Im Peter-Wust-Gymnasium geht die Angst um, dass die Schule auf zwei Standorte aufgeteilt wird. Für Schulelternsprecher Uwe Werner ist das keine Lösung.

Wittlich. (sos) Vermutlich wird das Versprechen, keine der Wittlicher Schulen aufzusplitten, Stichwort: "Dislozierung", nicht gehalten. So geht am unter Raumnot leidenden Peter-Wust-Gymnasium (PWG) die Angst um, allein das PWG solle künftig entweder den Unter- oder den Oberstufenbereich nach Wengerohr verlagern. Das wäre eine Abweichung von der Vorschlagsliste für den Kreistag. "Diese Lösung lehnen wir komplett ab", sagt PWG-Schulelternsprecher Uwe Werner: "Wir haben die berechtigte Sorge, dass dann die Schulgemeinschaft zerrissen wird und das Schulklima leidet, zumal uns etwas anderes - nämlich eine Schulerweiterung - zugesagt wurde."

Seinen Informationen zufolge habe sich herauskristallisiert, dass ausschließlich das PWG in den Fokus der Entscheider gerückt sei, zumal das Cusanus-Gymnasium Ganztagsschule und G8-Gymnasium (Abitur nach acht Jahren) werden will. "Jetzt hoffen wir auf eine politische Initiative, die einen Beschluss aussetzen oder vertagen könnte. Das Thema sollte man nicht übers Knie brechen und bei der Diskussion die Elternvertreter beteiligen. Weiter ist völlig ungeklärt, wie es dann mit der Lehrerschaft weitergehen soll", sagt er.

Gerade das PWG zeige gute pädagogische Arbeit, habe Extra-Präventionsprogramme wie die Streitschlichter und sei beliebt. So habe man im kommenden Schuljahr erstmals fünf neue fünfte Klassen, platze allerdings mit 1000 Schülern aus allen Nähten.

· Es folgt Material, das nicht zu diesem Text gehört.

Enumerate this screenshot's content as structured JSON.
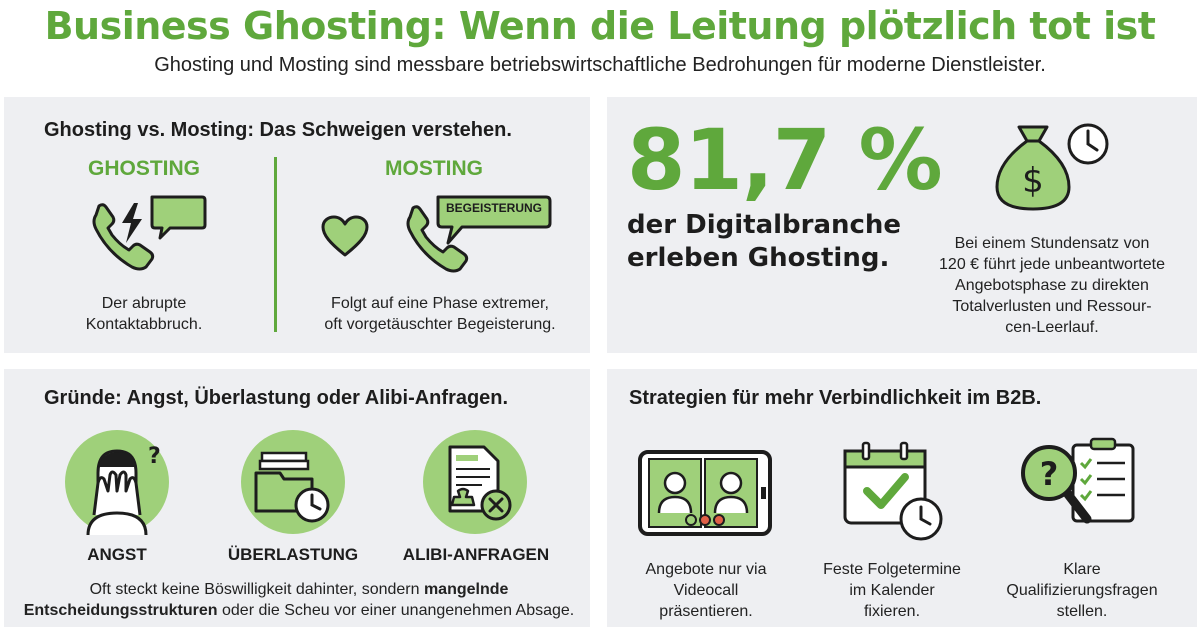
{
  "header": {
    "title": "Business Ghosting: Wenn die Leitung plötzlich tot ist",
    "subtitle": "Ghosting und Mosting sind messbare betriebswirtschaftliche Bedrohungen für moderne Dienstleister."
  },
  "comparison": {
    "title": "Ghosting vs. Mosting: Das Schweigen verstehen.",
    "ghosting": {
      "heading": "GHOSTING",
      "caption_line1": "Der abrupte",
      "caption_line2": "Kontaktabbruch.",
      "icons": [
        "phone-icon",
        "lightning-icon",
        "speech-bubble-icon"
      ]
    },
    "mosting": {
      "heading": "MOSTING",
      "bubble_text": "BEGEISTERUNG",
      "caption_line1": "Folgt auf eine Phase extremer,",
      "caption_line2": "oft vorgetäuschter Begeisterung.",
      "icons": [
        "heart-icon",
        "phone-icon",
        "speech-bubble-icon"
      ]
    }
  },
  "statistic": {
    "value": "81,7 %",
    "text_line1": "der Digitalbranche",
    "text_line2": "erleben Ghosting.",
    "cost_lines": [
      "Bei einem Stundensatz von",
      "120 € führt jede unbeantwortete",
      "Angebotsphase zu direkten",
      "Totalverlusten und Ressour-",
      "cen-Leerlauf."
    ],
    "icons": [
      "money-bag-icon",
      "clock-icon"
    ]
  },
  "reasons": {
    "title": "Gründe: Angst, Überlastung oder Alibi-Anfragen.",
    "items": [
      {
        "label": "ANGST",
        "icon": "covering-face-icon"
      },
      {
        "label": "ÜBERLASTUNG",
        "icon": "folders-clock-icon"
      },
      {
        "label": "ALIBI-ANFRAGEN",
        "icon": "document-rejected-icon"
      }
    ],
    "text_before": "Oft steckt keine Böswilligkeit dahinter, sondern ",
    "text_bold1": "mangelnde",
    "text_bold2": "Entscheidungsstrukturen",
    "text_after": " oder die Scheu vor einer unangenehmen Absage."
  },
  "strategies": {
    "title": "Strategien für mehr Verbindlichkeit im B2B.",
    "items": [
      {
        "lines": [
          "Angebote nur via",
          "Videocall",
          "präsentieren."
        ],
        "icon": "videocall-icon"
      },
      {
        "lines": [
          "Feste Folgetermine",
          "im Kalender",
          "fixieren."
        ],
        "icon": "calendar-check-icon"
      },
      {
        "lines": [
          "Klare",
          "Qualifizierungsfragen",
          "stellen."
        ],
        "icon": "question-checklist-icon"
      }
    ]
  },
  "colors": {
    "brand_green": "#5fa83c",
    "light_green": "#9fd07a",
    "panel_bg": "#eeeff2",
    "dark_text": "#1d1d1d"
  }
}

Uwe Werner bemängelt auch die dürftige Informationspolitik, obgleich das Schulgesetz ein Anhörungsrecht der Eltern berücksichtige. "Das hat unserer Auffassung nach nie stattgefunden", sagt der Schulelternsprecher.

Er habe aus Eigeninitiative heraus das Gespräch mit der Landrätin und dem Bürgermeister der Verbandsgemeinde Wittlich-Land gesucht, auch um eine Drittnutzung der Dos anzuregen. "Man könnte auch Herrn Bußmers Idee nochmals aufgreifen, eine Integrierte Gesamtschule nach Wengerohr zu verlegen und in Salmtal eine Realschule plus zu installieren." Platz biete die Ex-Dos ja grundsätzlich auch für außerschulische Nutzungen. Am heutigen Donnerstag, nach dem Besuch des ADD-Präsidenten, wolle man sich in der Schule mit Schulleitung, Pädagogen, Schulelternbeirat und Schülervertretern treffen.